Il avait jeté quelques branches sur le feu puis s’était assis sur le tronc que Cyrille avait roulé jusque-là. Tout en tisonnant les braises avec une trique, le prêtre continuait de parler.
— En tout cas, j’ai vu ta femme ce matin. Je peux te dire que le temps lui dure.
Se relevant soudain, ce petit homme qui ne tenait jamais en place posa l’extrémité de son bâton enflammé sur le tabac dont il venait de bourrer sa pipe. Il tira fort en creusant les joues, souffla quelques bouffées appliquées et lança :
— Alors, qu’est-ce qu’on mange ?
L’arrivée du prêtre et son discours si surprenant avaient presque assommé Cyrille qui se mit à fouiller dans sa caisse. Il en retira une casserole vide et une boîte de bœuf.
Il plongea la boîte quelques instants dans l’eau chaude du coquemar, puis il l’ouvrit et fit tomber dans sa casserole le contenu rougeâtre et luisant, dur comme pierre. Il posa la casserole sur des braises qu’il venait de tirer du feu. Accroupi devant sa sacoche, le prêtre sortit deux boîtes de sardines, trois paquets de biscuits et deux tablettes de chocolat.
— Voilà de quoi faire la fête, fit-il en se relevant.
Il regarda un moment autour de lui, puis, prenant la pioche, il en donna trois coups tout près du foyer dont la chaleur avait déjà rayonné. Il prit une grosse poignée de glèbe et la pétrit lentement. L’écrasant entre ses doigts, il s’approcha de la flamme pour l’examiner.

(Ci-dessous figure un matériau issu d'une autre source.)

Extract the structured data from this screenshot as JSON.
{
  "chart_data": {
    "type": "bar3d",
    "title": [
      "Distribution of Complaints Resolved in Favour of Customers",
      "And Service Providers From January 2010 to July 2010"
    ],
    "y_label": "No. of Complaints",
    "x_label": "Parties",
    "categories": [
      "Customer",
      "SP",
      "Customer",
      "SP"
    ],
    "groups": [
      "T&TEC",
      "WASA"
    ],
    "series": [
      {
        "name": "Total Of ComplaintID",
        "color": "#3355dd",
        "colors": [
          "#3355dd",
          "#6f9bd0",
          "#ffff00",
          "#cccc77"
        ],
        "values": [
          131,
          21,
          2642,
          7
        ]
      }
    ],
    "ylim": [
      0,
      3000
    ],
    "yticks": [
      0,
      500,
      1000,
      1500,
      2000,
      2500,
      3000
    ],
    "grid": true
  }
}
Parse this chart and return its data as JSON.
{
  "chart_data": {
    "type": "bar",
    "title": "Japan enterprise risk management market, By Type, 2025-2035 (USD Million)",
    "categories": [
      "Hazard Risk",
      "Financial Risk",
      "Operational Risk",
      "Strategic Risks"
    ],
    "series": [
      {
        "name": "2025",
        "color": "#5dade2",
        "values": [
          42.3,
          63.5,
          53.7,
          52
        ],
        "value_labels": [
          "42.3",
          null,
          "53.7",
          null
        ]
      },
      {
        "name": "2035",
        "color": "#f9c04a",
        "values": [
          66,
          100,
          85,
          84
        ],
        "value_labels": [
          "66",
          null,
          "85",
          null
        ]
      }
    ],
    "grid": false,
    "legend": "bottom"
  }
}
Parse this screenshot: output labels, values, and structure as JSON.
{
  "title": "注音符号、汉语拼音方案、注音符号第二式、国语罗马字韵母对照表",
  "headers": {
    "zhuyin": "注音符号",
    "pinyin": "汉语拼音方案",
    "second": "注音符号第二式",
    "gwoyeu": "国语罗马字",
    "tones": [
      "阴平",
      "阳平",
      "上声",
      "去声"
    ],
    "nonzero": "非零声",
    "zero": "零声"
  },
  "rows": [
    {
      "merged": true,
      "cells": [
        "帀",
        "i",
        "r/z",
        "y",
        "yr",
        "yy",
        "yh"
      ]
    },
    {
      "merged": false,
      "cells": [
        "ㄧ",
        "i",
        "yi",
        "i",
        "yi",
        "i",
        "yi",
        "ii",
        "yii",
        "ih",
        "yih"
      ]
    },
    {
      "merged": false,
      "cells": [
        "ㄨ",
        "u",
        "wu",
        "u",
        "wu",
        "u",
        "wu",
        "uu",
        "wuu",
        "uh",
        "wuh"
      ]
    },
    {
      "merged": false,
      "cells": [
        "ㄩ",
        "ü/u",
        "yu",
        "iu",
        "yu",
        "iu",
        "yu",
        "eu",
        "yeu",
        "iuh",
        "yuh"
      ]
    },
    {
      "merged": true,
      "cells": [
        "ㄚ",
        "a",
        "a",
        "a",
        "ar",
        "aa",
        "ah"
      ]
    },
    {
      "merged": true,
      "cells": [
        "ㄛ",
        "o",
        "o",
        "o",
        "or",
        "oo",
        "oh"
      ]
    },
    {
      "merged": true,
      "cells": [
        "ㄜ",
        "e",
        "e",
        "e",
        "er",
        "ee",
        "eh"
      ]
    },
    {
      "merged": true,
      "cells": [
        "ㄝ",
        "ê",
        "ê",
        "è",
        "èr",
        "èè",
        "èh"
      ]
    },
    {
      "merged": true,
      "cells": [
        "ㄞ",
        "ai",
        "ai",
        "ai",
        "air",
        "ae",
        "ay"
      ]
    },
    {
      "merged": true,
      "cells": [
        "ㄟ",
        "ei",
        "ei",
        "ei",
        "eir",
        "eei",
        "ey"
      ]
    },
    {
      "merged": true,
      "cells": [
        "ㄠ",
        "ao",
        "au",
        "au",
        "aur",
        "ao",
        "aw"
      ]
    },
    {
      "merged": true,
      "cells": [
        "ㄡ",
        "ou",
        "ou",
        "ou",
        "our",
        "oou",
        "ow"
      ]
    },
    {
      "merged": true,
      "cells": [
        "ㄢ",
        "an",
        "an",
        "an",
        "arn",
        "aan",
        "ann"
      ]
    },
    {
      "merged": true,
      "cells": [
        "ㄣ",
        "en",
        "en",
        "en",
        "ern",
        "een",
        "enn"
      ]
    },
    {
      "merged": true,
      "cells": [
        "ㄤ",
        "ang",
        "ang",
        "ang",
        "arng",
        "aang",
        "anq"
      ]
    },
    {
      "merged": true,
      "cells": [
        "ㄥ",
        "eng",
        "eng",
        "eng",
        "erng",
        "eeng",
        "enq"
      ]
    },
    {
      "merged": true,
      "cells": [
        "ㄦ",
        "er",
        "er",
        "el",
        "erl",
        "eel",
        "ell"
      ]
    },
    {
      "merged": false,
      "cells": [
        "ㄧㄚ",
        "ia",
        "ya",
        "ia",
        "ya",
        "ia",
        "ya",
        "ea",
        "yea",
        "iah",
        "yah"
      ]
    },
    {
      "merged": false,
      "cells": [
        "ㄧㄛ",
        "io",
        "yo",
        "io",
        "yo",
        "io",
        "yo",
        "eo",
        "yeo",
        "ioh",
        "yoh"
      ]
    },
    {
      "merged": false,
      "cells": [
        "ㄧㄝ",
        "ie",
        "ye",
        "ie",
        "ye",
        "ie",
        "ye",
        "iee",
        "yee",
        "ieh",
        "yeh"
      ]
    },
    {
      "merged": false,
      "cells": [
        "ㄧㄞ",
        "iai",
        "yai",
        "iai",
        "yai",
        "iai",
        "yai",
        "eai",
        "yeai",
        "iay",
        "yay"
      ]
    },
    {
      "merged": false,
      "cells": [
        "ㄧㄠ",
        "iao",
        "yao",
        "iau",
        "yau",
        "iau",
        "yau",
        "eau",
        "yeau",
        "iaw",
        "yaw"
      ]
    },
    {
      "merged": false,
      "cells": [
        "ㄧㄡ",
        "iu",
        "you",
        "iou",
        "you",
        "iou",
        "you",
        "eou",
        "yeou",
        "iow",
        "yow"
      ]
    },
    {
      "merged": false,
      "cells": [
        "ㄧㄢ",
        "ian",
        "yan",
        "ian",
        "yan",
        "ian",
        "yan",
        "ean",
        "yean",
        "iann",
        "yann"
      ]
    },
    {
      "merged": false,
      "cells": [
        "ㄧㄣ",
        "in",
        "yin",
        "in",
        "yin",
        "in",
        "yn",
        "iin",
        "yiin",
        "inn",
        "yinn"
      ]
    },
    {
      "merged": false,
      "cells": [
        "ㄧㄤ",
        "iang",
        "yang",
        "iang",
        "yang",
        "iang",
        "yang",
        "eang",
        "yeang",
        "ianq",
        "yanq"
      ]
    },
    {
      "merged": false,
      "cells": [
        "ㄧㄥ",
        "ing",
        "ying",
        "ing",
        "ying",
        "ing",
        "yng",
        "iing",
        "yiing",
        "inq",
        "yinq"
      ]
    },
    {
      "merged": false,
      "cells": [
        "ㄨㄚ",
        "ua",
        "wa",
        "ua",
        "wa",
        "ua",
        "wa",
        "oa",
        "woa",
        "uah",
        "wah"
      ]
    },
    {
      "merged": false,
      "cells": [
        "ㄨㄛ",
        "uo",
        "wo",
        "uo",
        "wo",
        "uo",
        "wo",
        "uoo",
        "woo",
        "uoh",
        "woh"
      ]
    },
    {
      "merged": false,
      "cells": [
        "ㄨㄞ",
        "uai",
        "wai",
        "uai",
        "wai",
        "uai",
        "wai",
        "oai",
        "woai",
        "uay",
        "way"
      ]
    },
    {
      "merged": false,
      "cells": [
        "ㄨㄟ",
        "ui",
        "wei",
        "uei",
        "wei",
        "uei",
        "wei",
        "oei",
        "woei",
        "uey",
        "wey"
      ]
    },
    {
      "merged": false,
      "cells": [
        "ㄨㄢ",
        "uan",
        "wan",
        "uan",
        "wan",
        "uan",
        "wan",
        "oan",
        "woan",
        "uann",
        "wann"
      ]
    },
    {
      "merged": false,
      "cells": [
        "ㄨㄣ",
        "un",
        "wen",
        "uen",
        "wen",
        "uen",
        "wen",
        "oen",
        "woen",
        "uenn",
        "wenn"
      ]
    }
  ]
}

— Tu sais, fit-il, je suis d’accord avec Faivre. Je crois que tu es tombé sur un fameux coin. Il y a ici un mélange de tourbe, de glaise et d’humus forestier qui devrait être très riche. Et pas trop lourd, je pense. Quand tu feras un jardin, abrité comme tu es, tu seras sûrement le premier à récolter. Je viendrai à la maraude.
Son visage souriant devint plus grave. S’agenouillant lentement, il leva sa main contenant la terre pétrie comme pour une offrande. D’une voix assez forte, il dit :
— Seigneur, bénissez cette terre que votre fils Cyrille va cultiver. Faites que sa peine ne soit jamais vaine et que le grain qu’il sèmera soit préservé de l’ivraie.
Le prêtre se signa. Cyrille l’imita puis, un peu gêné, il murmura :
— Merci, mon père.
Comme s’il ne l’eût pas entendu, le prêtre s’assit en disant que la marche lui avait aiguisé l’appétit. La nuit s’avançait. Seule une lueur vaguement ocre se devinait encore derrière les bouleaux. Les premières étoiles naissaient. Le vent marquait sa trêve du crépuscule. Ayant remué la viande d’où montait une odeur de tomate et d’épices, Cyrille vint s’asseoir à côté du prêtre qui, sa pipe bourrée, lui tendit sa vessie à tabac.
— Tu devrais t’acheter une pipe. C’est moins mauvais que ton papier. Et puis, quand t’as l’onglée, c’est rudement plus pratique.